Февральский город съёжился, на улицах влажная серость и вороньё на проводах. Я стою у окна в халате, держа чашку с недопитым кофе. Каждое утро начинается с заваленного игрушками пола, краткой станции у ноутбука и призрачной мечты о личном времени с книжкой, а сегодня ещё и гости… вернее, гостья - свекровь.
Анна Ивановна появляется в прихожей неожиданно рано – тяжёлая дорожная сумка, яркий шарфик, взгляд как рентген. Я едва успеваю вытереть руки о полотенце, забыв, что в волосы попала мука — с утра решила порадовать семью блинами. Но вышло… как обычно: блины немного рваные, тесто жидкое, где-то пересушила, где-то недожарила, да ещё ребёнок в это время проснулся и громко требует “маму”.

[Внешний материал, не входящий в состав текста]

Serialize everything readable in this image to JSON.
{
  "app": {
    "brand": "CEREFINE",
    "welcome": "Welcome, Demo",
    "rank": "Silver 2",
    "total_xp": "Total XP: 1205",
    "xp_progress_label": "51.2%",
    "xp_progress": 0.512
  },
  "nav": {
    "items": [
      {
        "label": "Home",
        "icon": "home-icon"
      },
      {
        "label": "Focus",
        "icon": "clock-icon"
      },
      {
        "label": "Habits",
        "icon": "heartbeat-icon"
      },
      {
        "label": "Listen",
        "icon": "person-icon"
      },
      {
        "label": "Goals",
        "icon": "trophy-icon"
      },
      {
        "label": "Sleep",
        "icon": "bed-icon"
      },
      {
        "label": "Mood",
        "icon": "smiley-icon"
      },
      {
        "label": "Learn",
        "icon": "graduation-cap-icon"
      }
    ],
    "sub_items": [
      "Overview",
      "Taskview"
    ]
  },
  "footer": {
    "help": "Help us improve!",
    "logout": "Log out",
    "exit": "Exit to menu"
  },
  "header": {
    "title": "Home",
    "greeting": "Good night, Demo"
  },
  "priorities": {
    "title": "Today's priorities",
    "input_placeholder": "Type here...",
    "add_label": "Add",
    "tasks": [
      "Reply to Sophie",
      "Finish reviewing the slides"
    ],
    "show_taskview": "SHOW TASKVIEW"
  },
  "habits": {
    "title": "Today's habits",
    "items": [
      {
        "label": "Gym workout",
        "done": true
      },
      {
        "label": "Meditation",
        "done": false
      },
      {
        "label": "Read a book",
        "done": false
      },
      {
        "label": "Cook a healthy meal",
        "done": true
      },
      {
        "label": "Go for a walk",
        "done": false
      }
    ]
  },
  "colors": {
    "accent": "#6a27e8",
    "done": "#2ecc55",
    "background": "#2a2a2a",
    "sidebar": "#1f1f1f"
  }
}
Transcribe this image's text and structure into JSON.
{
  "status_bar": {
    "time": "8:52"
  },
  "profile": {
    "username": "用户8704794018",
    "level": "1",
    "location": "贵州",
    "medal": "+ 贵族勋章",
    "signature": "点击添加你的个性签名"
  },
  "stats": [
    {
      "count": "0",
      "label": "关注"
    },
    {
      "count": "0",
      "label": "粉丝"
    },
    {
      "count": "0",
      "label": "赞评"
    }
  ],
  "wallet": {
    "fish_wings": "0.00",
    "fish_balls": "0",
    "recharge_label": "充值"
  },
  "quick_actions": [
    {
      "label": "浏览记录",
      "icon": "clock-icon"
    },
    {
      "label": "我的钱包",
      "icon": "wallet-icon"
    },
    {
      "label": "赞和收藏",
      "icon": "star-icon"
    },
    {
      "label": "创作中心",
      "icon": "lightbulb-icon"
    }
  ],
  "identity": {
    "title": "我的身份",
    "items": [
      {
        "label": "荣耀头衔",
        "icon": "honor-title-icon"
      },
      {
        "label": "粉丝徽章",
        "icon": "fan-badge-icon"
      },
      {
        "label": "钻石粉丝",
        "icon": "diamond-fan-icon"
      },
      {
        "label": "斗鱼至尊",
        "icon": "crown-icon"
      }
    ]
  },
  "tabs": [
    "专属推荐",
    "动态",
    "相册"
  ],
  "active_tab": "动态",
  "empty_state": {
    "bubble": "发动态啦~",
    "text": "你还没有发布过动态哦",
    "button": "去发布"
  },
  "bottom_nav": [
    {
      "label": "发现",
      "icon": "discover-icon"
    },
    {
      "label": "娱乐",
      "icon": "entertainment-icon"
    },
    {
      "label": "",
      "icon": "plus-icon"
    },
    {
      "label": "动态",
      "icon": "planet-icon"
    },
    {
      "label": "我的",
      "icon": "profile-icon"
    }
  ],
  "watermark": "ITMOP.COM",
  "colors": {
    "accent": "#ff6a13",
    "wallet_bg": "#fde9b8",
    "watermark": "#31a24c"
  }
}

– У тебя блины каждый раз какие-то… хм… непонятные, – протягивает Анна Ивановна. Кусочек блина, как будто обвиняя, болтается на вилке. – Ты блинов напечь не можешь, зато времени на переписки хватает.
Остановилась. В тишине звенят часы над входной дверью, я прикусываю губу, не зная, что ответить. С одной стороны – обидно, с другой — привычно. В такие моменты я будто снова в пятом классе: учительница шпыняет за неубранную тетрадь, а хочется — повернуться и уйти.
Сергей рыкнул из комнаты, что “сейчас будет”, и тут же скрылся за монитором - как всегда.
Мне хватает одной секунды, чтобы проглотить ком в горле и улыбнуться, надо быть взрослой, не так ли?
– У меня сегодня созвон был рано, мама, времени не хватило, – выдавливаю из себя.
Анна Ивановна вздыхает, опускает вилку и надолго застывает у окна:
– Нынче даже молодые не умеют элементарного… всё какие-то переписки. Разве так можно?
В этот миг я чувствую – день ещё только начинается.
В этот момент я бы, наверное, плюхнулась бы на диван, укрылась пуховым пледом и просто уткнулась бы в телефон, но — нельзя - ребёнок уже шмыгает по комнате, сбрасывая с полки книжки, а свекровь будто и не замечает хаоса: надменно осматривает комнату, потом с упрёком переводит взгляд на Сергея.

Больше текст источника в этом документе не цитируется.